The Downhole Seismic (DS) investigations are similar to CS investigations, but require only one borehole to provide shear and compressional velocity wave profiles. The DS method uses a hammer source at the surface to impact a wood plank and generate shear and compressional waves. This is typically accomplished by coupling a plank to the ground near the borehole and then impacting the plank in the vertical and horizontal directions. The energy from these impacts is then received by a pair of matching three component geophone receivers, which have been lowered downhole and are spaced 5 to 10 ft (1.5 to 3 m) apart.

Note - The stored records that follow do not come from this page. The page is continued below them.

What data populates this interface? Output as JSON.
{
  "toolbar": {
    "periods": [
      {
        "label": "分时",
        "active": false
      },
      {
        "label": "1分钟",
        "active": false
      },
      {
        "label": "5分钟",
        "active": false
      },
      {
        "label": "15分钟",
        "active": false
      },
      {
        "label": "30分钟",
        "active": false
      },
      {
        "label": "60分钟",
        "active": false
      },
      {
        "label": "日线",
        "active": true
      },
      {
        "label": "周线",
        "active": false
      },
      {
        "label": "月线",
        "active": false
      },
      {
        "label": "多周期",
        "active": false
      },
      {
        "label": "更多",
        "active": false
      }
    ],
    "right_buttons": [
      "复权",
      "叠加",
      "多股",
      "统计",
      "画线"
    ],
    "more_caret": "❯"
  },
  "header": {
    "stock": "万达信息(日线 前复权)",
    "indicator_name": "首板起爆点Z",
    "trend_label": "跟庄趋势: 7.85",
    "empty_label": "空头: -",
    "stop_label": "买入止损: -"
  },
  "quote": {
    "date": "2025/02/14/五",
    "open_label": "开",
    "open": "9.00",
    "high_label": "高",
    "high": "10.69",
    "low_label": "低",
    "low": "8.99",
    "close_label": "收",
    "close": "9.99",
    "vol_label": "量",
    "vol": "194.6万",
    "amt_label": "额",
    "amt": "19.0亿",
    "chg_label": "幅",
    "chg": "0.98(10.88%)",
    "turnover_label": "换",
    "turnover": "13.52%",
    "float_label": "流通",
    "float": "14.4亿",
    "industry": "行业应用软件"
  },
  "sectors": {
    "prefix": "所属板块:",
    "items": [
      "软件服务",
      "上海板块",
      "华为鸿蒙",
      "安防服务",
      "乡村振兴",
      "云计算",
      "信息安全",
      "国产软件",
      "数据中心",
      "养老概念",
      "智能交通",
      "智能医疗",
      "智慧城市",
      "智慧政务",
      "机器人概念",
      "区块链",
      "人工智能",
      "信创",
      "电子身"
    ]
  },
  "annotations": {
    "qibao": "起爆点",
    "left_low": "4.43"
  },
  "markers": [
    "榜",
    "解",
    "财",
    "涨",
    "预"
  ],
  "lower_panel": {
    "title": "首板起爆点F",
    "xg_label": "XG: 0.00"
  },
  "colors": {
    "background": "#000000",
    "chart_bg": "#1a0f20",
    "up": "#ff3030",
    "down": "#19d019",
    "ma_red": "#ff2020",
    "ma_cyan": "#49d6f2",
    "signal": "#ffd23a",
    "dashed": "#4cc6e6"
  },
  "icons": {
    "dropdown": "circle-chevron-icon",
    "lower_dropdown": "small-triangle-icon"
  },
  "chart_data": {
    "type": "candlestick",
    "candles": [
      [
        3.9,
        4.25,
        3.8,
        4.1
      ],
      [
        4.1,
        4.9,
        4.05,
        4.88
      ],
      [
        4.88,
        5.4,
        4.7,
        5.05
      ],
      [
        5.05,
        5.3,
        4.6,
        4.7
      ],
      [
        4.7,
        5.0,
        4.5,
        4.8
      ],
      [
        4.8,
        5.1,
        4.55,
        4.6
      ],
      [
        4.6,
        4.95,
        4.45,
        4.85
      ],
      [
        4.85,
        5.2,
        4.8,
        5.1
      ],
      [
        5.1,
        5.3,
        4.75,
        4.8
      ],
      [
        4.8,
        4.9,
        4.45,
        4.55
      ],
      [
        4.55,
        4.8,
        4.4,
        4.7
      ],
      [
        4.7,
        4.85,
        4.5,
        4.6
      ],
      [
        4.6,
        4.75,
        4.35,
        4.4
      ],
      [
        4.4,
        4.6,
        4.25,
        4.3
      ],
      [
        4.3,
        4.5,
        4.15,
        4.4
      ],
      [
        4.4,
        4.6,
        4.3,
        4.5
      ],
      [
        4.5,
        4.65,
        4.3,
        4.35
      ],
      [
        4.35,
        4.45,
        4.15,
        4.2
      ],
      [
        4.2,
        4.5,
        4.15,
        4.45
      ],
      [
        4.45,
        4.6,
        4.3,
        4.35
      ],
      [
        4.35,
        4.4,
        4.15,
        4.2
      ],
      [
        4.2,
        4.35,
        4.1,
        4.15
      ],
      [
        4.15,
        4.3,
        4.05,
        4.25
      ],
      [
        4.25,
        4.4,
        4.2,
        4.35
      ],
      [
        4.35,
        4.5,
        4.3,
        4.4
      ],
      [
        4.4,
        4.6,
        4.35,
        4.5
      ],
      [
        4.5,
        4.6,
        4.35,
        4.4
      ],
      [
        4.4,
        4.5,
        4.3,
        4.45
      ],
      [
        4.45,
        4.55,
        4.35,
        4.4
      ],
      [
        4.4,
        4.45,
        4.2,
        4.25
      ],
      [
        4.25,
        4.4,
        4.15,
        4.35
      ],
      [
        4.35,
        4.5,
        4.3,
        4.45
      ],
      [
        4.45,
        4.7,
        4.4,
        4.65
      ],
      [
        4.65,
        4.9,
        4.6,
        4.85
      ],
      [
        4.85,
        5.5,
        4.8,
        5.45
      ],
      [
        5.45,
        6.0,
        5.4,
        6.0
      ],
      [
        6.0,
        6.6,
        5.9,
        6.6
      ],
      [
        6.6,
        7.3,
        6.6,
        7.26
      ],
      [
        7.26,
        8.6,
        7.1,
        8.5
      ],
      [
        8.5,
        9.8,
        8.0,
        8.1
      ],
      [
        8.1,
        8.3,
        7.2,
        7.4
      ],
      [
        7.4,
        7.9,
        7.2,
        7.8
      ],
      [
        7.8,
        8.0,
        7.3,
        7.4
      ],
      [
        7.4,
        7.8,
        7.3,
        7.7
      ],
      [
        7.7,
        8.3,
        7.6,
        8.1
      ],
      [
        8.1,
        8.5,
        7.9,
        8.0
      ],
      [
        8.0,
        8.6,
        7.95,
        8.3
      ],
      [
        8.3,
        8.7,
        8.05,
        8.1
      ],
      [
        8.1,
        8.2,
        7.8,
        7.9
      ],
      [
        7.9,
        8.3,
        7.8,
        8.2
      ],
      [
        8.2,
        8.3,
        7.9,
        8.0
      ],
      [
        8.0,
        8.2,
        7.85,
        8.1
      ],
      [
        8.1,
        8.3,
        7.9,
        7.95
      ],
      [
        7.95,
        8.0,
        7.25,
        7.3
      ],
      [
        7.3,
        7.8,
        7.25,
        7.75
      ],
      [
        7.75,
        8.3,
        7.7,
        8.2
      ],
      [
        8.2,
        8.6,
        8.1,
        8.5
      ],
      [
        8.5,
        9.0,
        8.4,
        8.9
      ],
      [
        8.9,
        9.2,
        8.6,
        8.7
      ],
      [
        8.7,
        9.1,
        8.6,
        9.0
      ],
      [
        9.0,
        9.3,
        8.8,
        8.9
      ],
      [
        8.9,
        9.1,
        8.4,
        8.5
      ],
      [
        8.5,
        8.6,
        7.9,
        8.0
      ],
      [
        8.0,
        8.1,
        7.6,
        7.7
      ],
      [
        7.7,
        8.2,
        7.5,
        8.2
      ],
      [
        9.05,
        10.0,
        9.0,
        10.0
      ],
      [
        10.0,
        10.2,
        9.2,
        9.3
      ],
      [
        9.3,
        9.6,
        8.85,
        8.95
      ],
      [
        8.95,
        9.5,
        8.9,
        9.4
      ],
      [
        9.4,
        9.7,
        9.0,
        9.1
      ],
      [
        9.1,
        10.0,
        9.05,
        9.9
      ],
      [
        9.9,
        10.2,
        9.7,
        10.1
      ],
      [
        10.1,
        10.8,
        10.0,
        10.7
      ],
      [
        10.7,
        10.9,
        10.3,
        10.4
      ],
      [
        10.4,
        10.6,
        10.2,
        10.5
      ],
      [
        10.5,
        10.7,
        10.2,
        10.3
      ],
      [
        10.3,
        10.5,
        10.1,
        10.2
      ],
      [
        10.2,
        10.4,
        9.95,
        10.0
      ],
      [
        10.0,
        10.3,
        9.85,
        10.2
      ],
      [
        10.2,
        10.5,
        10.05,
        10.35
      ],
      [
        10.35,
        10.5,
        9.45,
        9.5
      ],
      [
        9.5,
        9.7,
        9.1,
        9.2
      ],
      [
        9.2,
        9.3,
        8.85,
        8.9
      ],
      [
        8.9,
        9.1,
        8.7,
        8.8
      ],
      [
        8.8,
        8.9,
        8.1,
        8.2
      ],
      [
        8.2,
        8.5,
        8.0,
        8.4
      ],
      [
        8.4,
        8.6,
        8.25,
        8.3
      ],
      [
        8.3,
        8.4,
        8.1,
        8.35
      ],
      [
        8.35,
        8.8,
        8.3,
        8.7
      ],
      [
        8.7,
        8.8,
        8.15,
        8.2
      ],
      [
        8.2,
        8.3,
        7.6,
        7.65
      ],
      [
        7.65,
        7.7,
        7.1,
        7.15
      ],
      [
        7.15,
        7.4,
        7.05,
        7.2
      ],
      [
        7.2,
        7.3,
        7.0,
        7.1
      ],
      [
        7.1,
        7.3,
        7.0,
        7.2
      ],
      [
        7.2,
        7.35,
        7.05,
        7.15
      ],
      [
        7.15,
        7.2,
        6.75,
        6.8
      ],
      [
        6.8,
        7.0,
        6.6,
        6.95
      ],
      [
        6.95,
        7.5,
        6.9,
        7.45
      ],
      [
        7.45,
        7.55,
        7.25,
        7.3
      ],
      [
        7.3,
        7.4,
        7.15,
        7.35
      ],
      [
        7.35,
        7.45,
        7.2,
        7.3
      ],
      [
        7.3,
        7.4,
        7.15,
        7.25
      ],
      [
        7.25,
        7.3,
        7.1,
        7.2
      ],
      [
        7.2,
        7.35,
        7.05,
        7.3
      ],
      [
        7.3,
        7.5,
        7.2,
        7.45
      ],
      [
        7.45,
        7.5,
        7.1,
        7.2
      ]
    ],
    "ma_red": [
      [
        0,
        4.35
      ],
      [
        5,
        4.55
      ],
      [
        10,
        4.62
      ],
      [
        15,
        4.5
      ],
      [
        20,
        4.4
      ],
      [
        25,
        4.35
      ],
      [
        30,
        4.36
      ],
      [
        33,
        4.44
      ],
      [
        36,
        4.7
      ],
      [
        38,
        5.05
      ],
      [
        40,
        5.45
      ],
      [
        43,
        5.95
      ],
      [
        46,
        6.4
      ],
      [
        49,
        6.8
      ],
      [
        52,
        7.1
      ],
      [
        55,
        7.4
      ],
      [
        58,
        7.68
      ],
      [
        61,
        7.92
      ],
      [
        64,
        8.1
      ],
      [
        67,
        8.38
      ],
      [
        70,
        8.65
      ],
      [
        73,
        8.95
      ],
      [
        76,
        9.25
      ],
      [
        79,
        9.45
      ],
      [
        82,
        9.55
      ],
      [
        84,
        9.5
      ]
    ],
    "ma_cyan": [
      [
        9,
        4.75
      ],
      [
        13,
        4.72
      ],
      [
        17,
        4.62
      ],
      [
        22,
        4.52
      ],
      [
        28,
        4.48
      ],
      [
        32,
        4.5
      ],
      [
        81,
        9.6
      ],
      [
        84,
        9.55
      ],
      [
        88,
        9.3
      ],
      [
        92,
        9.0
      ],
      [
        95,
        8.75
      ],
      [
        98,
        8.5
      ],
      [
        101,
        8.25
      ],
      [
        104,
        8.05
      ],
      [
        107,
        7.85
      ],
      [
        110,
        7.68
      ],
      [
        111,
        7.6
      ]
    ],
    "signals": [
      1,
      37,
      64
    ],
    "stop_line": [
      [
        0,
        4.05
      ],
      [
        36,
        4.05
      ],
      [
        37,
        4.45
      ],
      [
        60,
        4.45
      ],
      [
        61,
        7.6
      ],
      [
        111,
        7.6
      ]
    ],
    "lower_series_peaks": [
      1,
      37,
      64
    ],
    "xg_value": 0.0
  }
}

■ Real-time waveform display while testing
■ Thin layers, which are often invisible to surface methods, can be detected with CS/DS investigations
■ Acquisition and processing software are easy to use, yielding fast and accurate results
■ CS method is the most accurate method for determining material properties of rock and soil sites
■ Accuracy and resolution for the CS test method are constant for all test depths, whereas the accuracy and resolution for
the DS surface method decreases with depth
■ Sources and receivers can be oriented with inclinometer casing dummy probes
■ P-SV source used in CS tests can impact in the up, down, and radial directions
■ Correlation between CS and Spectral Analysis of Surface Waves (SASW) tests on soil sites showed that the values from both tests typically compare within a 10-15% difference
The CS investigation requires drilling of two or more (ideally three) boreholes cased with PVC or slope inclinometer casing
for deeper borings up to 328 ft (100 m), and grouted in accordance with ASTM standards to ensure good transmission of wave energy. The boreholes are typically 4-6 inches in diameter cased with 2.32 to 3 inch (59 to 76 mm) I.D. casing. The testing is simplified if inclinometer casing is used rather than normal PVC pipe. Typical distances between adjacent in-line boreholes are on the order of 10 ft (3 m). The testing is performed by lowering both the source and receiver(s) to an investigation depth, firing the source, and recording the energy with the receivers.
The DS investigation requires drilling a single borehole with similar specifications as listed above, except that only a single grouted 2 inch (50 mm) to 3 inch (76 mm) I.D. PVC casing is needed. The testing is performed by lowering the receiver(s) to an investigation depth, impacting the coupled surface plank, and recording the energy with the receivers.